For 76 years from its completion until, in 2003, when the Post Office decided it was too expensive to operate, Mail Rail, as it was eventually called, sped mail deliveries, operating almost 24 hours a day, with miniature trains shuttling back and forth along the tracks, depositing and picking up letters and packages.
Mail Rail wasn’t the only way that mail was delivered by rail in England at the time.
Until 2004, British passenger trains included sorting cars where workers processed mail for delivery as the trains sped up and down the country.
A letter or package might arrive at one London train station and need to continue its journey from another station several miles distant.
Rail Mail provided a fast link between stations.
In 2003, the Post Office mothballed Mail Rail and its station platforms.
But this fall, with the opening of London’s new Post Office Museum nearby, those looking for a truly unusual and memorable experience in London can hop aboard the newly refurbished system.

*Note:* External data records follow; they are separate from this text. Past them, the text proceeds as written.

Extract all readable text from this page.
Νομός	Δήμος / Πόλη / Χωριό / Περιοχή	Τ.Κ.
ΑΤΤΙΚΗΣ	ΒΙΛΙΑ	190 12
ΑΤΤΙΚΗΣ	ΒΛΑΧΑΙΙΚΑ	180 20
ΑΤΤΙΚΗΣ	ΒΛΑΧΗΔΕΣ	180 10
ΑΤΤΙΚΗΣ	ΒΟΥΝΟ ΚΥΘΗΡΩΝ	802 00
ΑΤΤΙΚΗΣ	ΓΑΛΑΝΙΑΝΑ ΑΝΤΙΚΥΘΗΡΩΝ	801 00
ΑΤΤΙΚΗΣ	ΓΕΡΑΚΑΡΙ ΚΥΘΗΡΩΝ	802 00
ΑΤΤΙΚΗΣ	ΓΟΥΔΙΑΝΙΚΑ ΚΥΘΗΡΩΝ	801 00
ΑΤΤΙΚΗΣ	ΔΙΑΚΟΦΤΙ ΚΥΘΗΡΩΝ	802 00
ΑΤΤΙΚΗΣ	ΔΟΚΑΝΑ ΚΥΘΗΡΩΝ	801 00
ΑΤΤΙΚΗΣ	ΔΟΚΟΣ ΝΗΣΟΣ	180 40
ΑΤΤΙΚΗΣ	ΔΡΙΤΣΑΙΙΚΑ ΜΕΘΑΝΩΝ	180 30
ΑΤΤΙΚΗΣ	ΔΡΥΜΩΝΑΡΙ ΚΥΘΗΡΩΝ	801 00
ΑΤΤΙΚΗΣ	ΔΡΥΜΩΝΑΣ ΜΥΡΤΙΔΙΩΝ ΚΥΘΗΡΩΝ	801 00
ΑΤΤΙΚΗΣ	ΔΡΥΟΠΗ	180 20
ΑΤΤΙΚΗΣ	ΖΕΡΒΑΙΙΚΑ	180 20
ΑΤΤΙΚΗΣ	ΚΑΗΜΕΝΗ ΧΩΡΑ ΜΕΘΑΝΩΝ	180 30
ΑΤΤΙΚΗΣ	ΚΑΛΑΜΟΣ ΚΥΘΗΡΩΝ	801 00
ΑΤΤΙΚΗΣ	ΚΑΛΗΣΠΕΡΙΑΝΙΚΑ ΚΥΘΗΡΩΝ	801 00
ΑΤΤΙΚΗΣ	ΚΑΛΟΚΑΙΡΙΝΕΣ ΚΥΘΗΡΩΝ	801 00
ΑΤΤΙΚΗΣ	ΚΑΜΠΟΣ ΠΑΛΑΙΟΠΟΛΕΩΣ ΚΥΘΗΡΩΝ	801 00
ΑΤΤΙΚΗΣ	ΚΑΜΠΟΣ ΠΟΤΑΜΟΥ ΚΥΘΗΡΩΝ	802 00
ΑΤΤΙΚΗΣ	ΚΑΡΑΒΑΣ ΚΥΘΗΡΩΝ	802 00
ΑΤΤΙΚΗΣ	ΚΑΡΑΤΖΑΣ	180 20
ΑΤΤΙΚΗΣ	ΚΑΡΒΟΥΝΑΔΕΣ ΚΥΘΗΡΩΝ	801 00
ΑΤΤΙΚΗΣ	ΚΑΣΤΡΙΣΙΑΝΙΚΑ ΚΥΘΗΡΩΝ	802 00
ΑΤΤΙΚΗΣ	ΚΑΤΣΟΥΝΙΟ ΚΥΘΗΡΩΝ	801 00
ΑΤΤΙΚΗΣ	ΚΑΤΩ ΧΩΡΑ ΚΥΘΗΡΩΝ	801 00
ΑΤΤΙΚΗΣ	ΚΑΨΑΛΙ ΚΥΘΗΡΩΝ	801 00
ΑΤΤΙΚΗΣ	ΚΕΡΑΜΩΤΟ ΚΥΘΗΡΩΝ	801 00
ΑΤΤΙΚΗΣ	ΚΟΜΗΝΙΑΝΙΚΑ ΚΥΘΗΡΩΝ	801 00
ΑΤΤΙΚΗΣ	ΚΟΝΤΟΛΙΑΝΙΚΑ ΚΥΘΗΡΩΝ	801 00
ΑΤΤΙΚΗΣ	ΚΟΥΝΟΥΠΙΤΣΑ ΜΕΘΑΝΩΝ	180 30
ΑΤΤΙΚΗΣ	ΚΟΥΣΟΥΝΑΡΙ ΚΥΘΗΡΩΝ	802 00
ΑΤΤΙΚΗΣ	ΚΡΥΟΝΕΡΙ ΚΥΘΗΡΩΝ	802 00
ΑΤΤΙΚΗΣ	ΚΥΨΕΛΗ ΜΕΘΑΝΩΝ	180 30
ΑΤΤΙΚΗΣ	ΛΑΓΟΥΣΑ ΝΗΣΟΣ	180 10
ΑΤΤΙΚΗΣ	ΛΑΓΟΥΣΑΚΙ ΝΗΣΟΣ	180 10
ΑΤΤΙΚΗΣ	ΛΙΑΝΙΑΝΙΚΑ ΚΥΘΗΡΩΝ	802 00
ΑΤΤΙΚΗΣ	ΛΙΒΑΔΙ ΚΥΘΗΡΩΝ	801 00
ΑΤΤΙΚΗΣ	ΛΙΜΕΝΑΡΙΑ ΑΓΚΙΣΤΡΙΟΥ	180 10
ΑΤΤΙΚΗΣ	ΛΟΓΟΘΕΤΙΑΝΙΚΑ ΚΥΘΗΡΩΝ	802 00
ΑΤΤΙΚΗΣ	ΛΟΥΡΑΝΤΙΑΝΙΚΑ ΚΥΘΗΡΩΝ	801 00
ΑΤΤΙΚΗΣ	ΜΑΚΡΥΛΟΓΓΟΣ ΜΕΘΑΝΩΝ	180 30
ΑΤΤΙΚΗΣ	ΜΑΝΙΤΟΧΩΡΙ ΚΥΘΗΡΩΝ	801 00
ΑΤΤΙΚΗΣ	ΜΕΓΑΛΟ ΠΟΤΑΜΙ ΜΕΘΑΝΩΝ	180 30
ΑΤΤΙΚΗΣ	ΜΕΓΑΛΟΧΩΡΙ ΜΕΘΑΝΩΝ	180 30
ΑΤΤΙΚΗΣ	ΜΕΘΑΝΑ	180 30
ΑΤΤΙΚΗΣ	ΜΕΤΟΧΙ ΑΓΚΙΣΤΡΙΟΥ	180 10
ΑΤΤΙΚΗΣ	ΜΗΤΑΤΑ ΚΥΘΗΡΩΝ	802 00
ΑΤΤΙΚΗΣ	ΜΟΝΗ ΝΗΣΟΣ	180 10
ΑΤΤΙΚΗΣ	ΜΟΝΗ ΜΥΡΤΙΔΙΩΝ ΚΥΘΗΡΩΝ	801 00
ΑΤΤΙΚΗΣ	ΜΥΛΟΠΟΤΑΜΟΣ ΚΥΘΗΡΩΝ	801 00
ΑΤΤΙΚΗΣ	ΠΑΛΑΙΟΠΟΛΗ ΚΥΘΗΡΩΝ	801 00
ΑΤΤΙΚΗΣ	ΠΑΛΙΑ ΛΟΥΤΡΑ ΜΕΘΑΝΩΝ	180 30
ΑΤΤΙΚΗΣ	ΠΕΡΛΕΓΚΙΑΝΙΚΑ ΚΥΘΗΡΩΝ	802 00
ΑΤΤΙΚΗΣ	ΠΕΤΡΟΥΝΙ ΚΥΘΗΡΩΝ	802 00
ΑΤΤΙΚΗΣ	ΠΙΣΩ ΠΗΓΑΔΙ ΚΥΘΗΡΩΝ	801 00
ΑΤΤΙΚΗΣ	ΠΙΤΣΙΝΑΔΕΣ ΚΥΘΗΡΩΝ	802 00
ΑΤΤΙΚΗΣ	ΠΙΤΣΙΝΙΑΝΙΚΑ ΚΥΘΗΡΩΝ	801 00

Mail Rail’s rolling stock could be mistaken for an amusement park ride at a Disney park.
The passenger cars are small in order to fit through the narrow tunnels (some are just 7 feet in diameter), so you have to scrunch down a bit if you’re tall, and anyone suffering from claustrophobia might think twice.
Riding through these tunnels isn’t anything like traveling on London’s famed Underground.
Once on board, I listened to an audio-visual narration by former Mail Rail engineers and technicians along with some history about the British Post Office.
The ride lasts about 20 minutes with stops along the way at several stations, at a top speed of 7.5 miles per hour, although the mail was once delivered at much higher speeds.
Later, I visited the Postal Museum itself, which chronicles the history of the world’s first post office.
I learned, among many other things, that in 1512 King Henry VIII appointed the first Master of the Posts to manage royal missives, and that post boys back then, some as young as 11, traveled on horseback between staging “posts” 20 miles apart.
Thus the “post” in Post Office.
Before I left, I bought some stamps from a machine and some post cards from the gift shop and mailed them to friends.
In this age of email, nothing says “I wish you were here” with quite as much feeling.
Reserved tickets for Mail Rail have sold out until early December, so it’s best to plan ahead.
However, a limited number of walk-up tickets are available each day at 10 a.m.
Mail Rail operates from 10 a.m. to 4:30 p.m. and the Postal Museum from 10 a.m. to 5 p.m.